以上、今回は“だしの研究”の第1回。普段は「合わせだし」を使う人が多いと思いますが、あえて「かつおだし」にしぼって、味を比較してみました。すると、荒節と枯節の風味や味の違いもくっきりわかって、とても興味深かったです。3%、5%、8%と濃さを変えた味比べも、普段はなかなかできない比較でおもしろかったですが、そのあとで参考までに昆布水を加えてみたところ、かつおだしだけとは違う評価になりました。

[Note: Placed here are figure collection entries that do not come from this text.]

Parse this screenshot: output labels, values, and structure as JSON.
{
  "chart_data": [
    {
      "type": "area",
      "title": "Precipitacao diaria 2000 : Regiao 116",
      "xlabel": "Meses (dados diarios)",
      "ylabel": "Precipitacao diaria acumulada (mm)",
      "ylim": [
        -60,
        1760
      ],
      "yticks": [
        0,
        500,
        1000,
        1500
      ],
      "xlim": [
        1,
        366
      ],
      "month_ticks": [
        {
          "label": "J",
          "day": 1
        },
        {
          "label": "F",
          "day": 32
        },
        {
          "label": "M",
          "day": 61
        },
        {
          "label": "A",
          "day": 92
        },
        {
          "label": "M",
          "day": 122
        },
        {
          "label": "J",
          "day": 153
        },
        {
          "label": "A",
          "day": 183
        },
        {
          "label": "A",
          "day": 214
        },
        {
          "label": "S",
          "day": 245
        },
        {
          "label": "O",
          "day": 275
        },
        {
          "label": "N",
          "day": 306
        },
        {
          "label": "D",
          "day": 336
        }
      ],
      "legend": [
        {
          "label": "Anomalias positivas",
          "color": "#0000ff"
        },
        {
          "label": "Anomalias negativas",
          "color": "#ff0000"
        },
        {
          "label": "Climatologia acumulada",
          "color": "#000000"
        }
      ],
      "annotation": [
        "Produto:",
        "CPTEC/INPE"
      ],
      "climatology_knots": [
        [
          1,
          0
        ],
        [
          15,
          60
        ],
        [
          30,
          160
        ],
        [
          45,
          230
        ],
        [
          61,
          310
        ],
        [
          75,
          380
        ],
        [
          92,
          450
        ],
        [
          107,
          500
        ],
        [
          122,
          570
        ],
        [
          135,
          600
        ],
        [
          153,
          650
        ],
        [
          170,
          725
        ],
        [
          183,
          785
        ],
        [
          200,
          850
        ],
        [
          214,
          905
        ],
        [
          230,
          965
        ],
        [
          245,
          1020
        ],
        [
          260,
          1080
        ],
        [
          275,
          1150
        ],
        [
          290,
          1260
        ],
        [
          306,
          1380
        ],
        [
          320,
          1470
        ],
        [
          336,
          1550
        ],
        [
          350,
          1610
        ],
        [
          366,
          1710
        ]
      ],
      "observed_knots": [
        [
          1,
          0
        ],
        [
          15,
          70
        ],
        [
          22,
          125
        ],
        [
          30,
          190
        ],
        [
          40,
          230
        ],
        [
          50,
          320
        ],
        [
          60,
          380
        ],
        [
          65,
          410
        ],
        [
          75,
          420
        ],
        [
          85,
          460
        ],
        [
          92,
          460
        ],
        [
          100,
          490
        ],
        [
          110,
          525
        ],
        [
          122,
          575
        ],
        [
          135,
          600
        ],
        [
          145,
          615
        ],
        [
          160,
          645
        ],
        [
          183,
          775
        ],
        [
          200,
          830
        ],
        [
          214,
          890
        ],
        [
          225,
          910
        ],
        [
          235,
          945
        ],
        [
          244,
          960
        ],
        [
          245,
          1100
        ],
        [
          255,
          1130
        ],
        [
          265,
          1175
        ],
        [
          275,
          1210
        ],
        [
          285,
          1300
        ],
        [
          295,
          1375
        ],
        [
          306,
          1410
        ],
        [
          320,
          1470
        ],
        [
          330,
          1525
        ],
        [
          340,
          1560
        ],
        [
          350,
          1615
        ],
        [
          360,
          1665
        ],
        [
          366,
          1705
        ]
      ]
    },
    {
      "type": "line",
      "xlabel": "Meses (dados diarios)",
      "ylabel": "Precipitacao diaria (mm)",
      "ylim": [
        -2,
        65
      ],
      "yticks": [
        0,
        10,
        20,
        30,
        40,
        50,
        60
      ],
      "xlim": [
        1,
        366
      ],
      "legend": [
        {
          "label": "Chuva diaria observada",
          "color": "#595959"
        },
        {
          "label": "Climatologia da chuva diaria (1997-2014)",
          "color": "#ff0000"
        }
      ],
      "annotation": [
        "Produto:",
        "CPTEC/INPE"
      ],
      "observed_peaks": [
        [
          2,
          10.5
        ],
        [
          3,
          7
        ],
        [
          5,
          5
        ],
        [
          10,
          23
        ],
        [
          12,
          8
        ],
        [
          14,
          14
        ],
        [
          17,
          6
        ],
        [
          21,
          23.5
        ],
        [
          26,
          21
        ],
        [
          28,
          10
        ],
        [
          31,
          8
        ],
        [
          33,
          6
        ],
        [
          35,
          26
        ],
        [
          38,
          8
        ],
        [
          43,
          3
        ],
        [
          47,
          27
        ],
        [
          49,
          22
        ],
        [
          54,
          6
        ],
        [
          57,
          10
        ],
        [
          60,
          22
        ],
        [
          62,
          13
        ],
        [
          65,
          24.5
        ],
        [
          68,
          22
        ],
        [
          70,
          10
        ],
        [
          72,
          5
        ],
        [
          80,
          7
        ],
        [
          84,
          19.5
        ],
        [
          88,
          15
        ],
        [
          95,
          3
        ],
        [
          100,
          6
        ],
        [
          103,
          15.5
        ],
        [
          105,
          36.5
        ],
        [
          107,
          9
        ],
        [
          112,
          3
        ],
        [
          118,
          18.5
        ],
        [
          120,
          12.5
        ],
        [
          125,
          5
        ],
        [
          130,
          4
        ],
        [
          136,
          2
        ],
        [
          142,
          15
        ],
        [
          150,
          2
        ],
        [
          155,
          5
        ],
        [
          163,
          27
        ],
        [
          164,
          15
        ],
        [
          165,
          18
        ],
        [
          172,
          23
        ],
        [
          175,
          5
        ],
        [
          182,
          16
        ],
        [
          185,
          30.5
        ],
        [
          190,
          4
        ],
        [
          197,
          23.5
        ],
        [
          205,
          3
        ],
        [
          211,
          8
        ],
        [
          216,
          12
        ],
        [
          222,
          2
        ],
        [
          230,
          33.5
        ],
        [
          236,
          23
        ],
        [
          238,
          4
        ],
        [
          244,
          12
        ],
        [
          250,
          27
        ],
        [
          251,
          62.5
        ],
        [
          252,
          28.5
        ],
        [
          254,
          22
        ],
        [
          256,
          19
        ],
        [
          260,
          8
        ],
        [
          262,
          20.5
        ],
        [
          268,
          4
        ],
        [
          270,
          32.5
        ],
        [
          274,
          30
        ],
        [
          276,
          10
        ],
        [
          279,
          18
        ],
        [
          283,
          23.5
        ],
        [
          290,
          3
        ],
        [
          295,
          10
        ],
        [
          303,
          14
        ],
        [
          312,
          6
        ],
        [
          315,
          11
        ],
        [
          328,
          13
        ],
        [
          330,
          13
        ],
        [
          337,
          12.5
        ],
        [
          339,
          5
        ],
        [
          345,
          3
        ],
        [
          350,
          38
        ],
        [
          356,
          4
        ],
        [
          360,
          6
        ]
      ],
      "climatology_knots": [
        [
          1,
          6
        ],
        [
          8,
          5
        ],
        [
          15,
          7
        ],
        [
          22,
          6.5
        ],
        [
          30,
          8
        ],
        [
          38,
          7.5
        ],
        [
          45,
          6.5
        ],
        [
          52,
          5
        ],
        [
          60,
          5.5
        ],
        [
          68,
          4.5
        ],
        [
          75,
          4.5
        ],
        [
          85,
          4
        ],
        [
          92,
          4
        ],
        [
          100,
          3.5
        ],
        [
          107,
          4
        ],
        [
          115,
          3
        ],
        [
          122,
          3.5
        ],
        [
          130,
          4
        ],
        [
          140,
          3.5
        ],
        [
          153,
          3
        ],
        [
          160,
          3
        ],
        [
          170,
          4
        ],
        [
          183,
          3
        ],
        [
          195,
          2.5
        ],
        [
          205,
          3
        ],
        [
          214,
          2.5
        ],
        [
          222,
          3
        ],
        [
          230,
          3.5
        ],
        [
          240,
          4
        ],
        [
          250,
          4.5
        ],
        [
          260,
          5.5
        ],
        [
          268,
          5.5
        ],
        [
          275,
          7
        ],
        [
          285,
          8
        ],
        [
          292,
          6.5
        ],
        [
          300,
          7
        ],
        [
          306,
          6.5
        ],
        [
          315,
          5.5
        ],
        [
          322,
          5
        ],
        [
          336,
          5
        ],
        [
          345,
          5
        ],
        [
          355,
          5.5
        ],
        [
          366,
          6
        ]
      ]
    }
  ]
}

家庭向けの料理レシピでは単に“だし汁”と書いてあることが多いですが、実際にだしをとるとき、かつお節(削り節)の量はどのくらい使えばいいか、みなさんよく迷うところ。料理教室などで質問されることも多いようです。料理屋さんになると5%でだしをとるお店も多いようですが、ご家庭ならだいたい3~4%程度が多いでしょうか。ただ、かつおだけでだしをとるのと、昆布などとともに合わせ出しにする場合は、味や風味は当然違ってくると思います。正解は1つではないと思いますが、この先何回かにわたりさまざまなだしを比べ、“おいしい家庭向けのだしと、そのとり方”を探ってみたいと思います。

<おまけ>

築地のかつお節屋「伏高」さんに“家庭における削り節の保存法”をうかがったところ、冷凍保存をすすめられました。かつお節そのものは酸化しにくいのですが、削ってしまうとたちまち酸化が始まります。1日放置すれば風味は半分以下に、色もどんどん変わり、1週間で風味はほぼなくなってしまうとか。窒素充填のパック包装された削り節であっても、一度開封すれば同じこと。空気を抜いて冷凍保存し、できるだけ早く使うようにしましょう。